「オンナの値段」で見えてくる「オトコの値段」
「オンナの値段」鈴木涼美著 講談社/1500円+税
キャバクラでいつも指名されている彼女たちは、自分たち男性客のことを本心ではどう思っているのか。月に1回出張先のホテルに呼ぶデリヘル嬢は、一体何を考えながら今の仕事をしているのか。気にならない男性はいないだろう。
そんな知りたいような知りたくないような彼女たちの内面を、惜しげもなくさらしてくれるのが本書である。
美容整形やブランド品のために、ソープに鬼出勤して稼ぎ続ける女性。デリヘルや交際クラブを掛け持ちして、お金を生まない隙間時間を少しでも減らそうと躍起になる女性。「元AV女優」という箔をつけるためにAVに出演し、中国人相手に「爆買い」ならぬ「爆買われ」されることをもくろむ女性。これまでの夜職の経歴を隠し、交際クラブで「プロ素人」として振る舞う女性。

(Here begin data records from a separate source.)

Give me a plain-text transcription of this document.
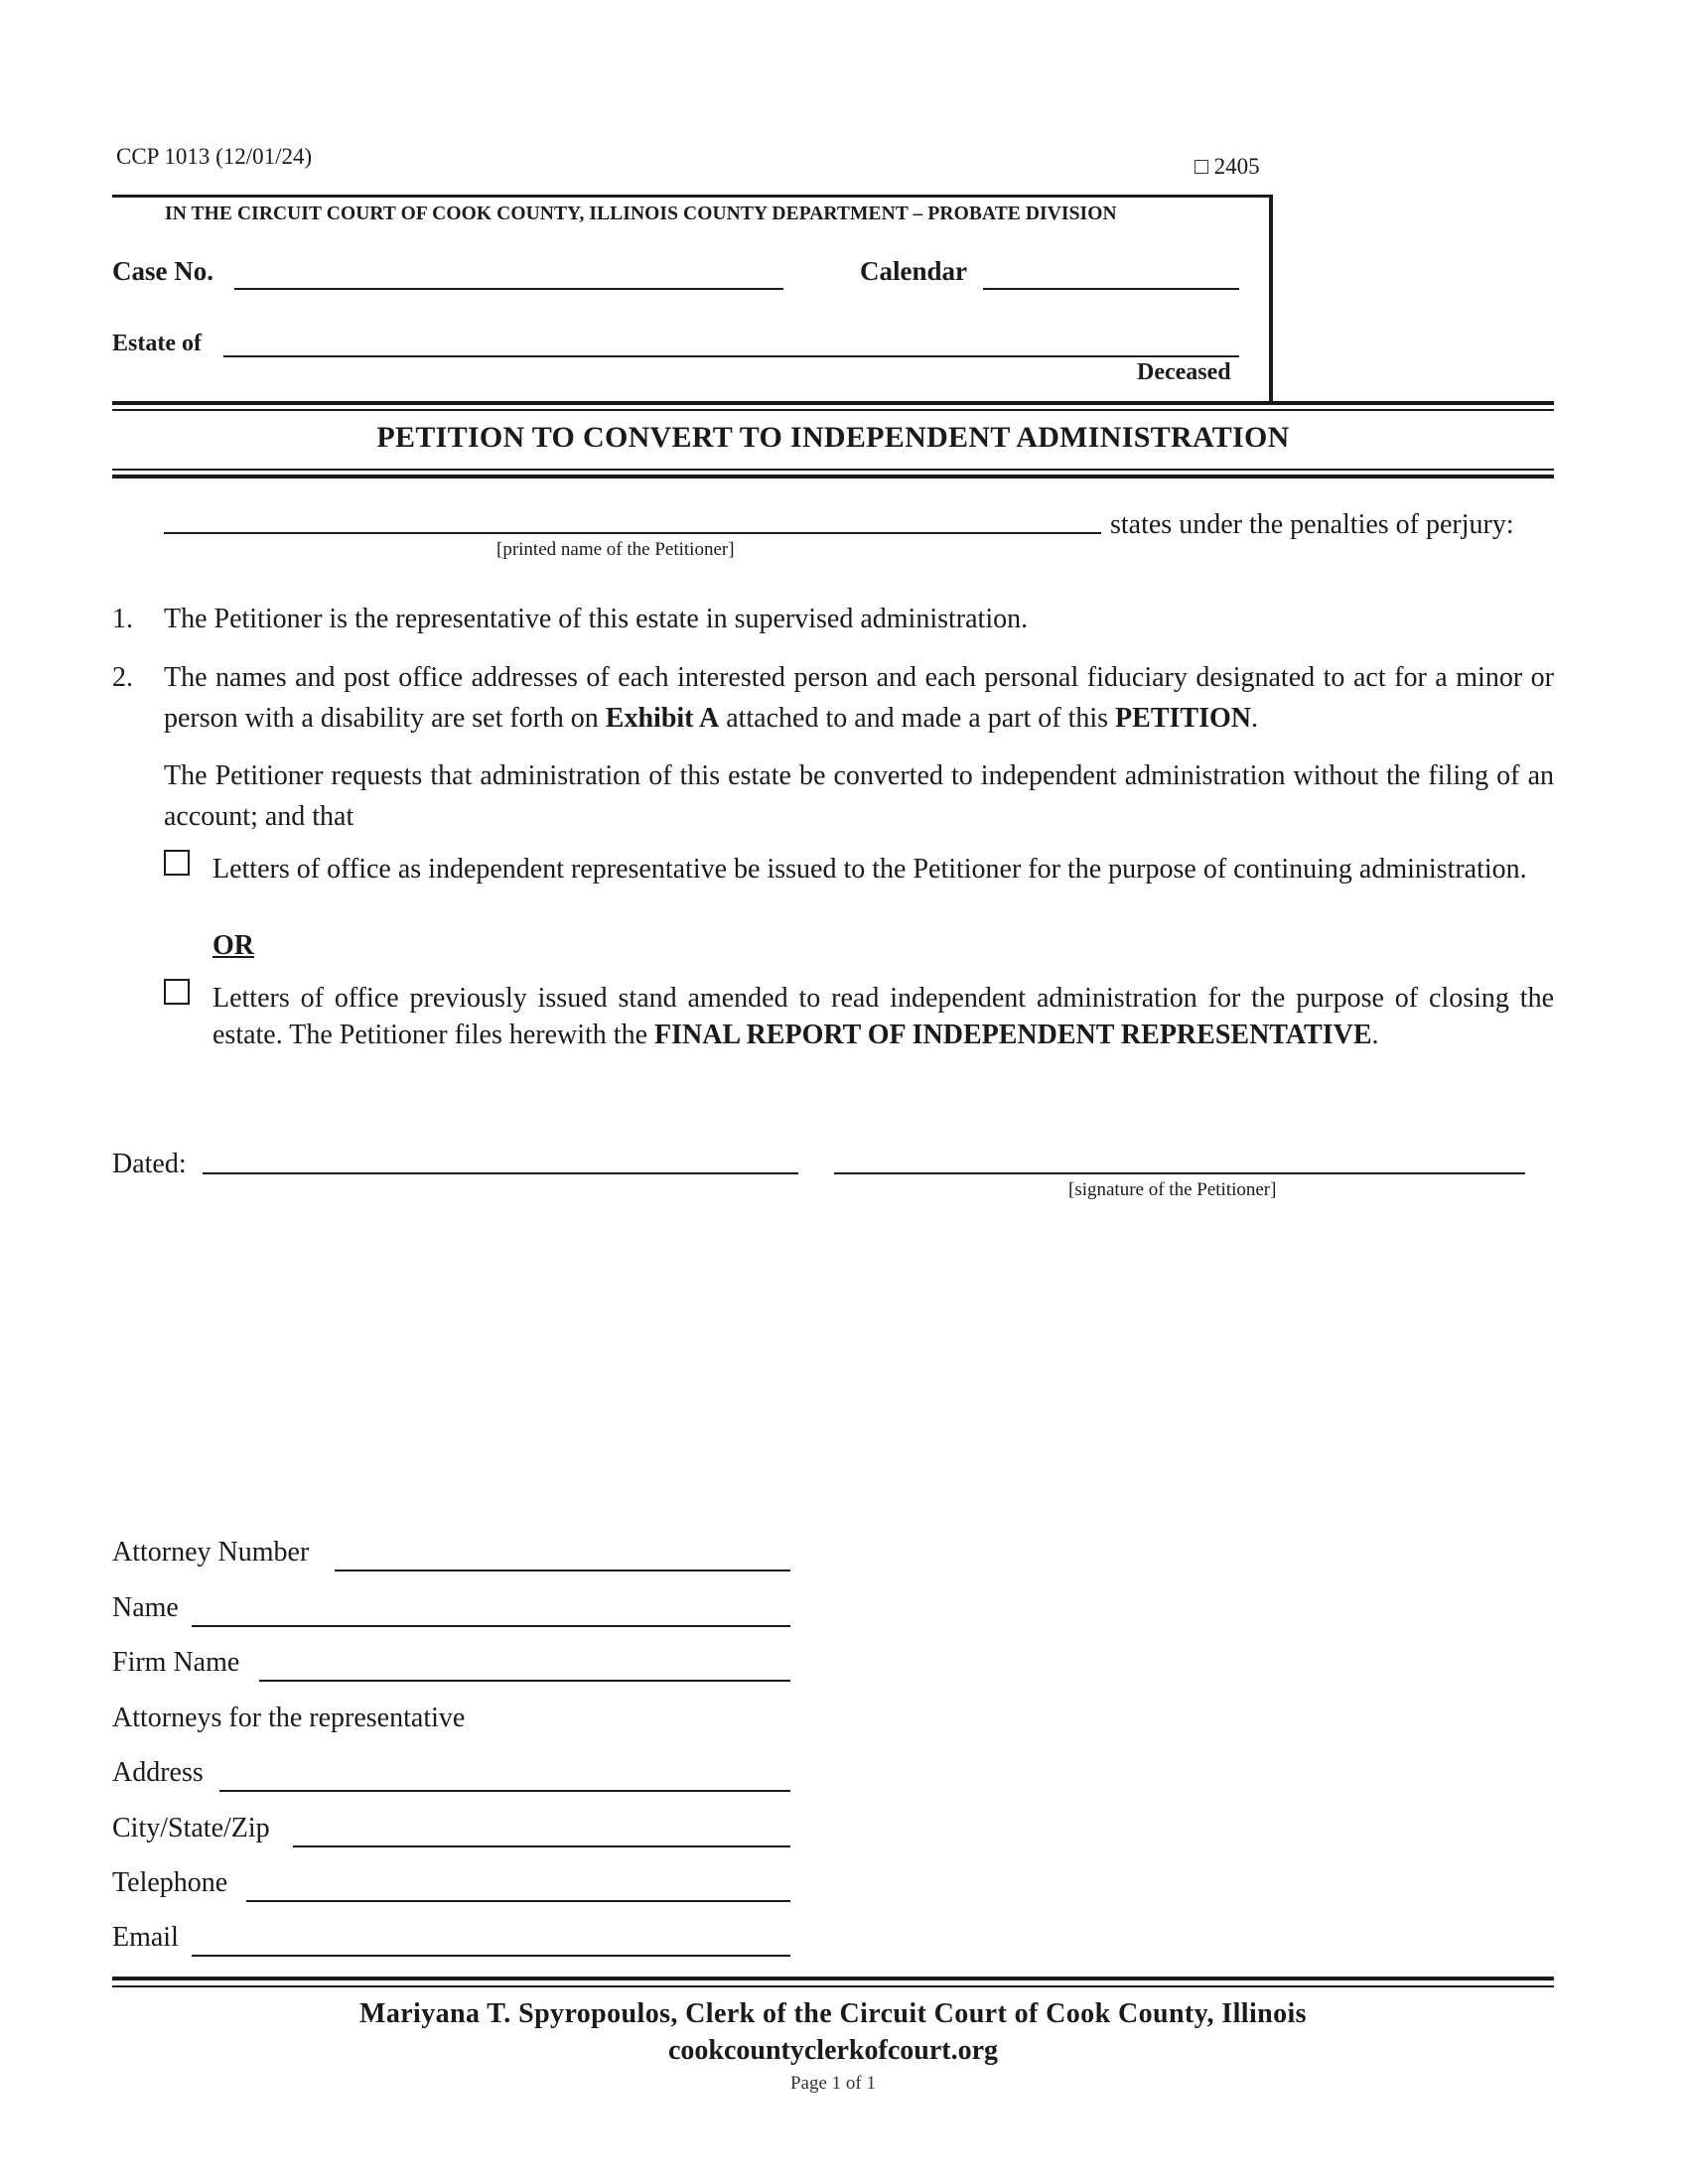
CCP 1013 (12/01/24)	□ 2405
IN THE CIRCUIT COURT OF COOK COUNTY, ILLINOIS COUNTY DEPARTMENT – PROBATE DIVISION
Case No.	Calendar
Estate of
Deceased
PETITION TO CONVERT TO INDEPENDENT ADMINISTRATION
states under the penalties of perjury:
[printed name of the Petitioner]
1. The Petitioner is the representative of this estate in supervised administration.
2. The names and post office addresses of each interested person and each personal fiduciary designated to act for a minor or person with a disability are set forth on Exhibit A attached to and made a part of this PETITION.
The Petitioner requests that administration of this estate be converted to independent administration without the filing of an account; and that
Letters of office as independent representative be issued to the Petitioner for the purpose of continuing administration.
OR
Letters of office previously issued stand amended to read independent administration for the purpose of closing the estate. The Petitioner files herewith the FINAL REPORT OF INDEPENDENT REPRESENTATIVE.
Dated:
[signature of the Petitioner]
Attorney Number
Name
Firm Name
Attorneys for the representative
Address
City/State/Zip
Telephone
Email
Mariyana T. Spyropoulos, Clerk of the Circuit Court of Cook County, Illinois
cookcountyclerkofcourt.org
Page 1 of 1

彼女たちにとって男性客は、通い詰めているホストクラブで高級ボトルを開けるため、あるいは脂肪吸引やヒアルロン酸注入を行うための「手段」でしかない。
すがすがしいまでに即物的な彼女たちの本音を目の当たりにして、彼女たちに薄甘いロマンを投影している男性諸氏は、「知らなきゃよかった」と思うかもしれない。「だまされていた」と思うかもしれないのだ。
しかし、彼女たちも決して完璧な存在ではない。一見すると狡猾、もしくは達観しているように見えつつも、期限付きの若さの中で、曖昧な不安や時間と必死に戦っている、たくましくもか弱い存在である。
そう考えると、私たちも彼女たちも、制御不可能な欲望に追われて夜の街を迷走している「同志」だと言えるのではないだろうか。
だとすれば、彼女たちの値段から見えてくるのは、「オトコの値段」=他ならぬ私たち自身の値段なのかもしれない。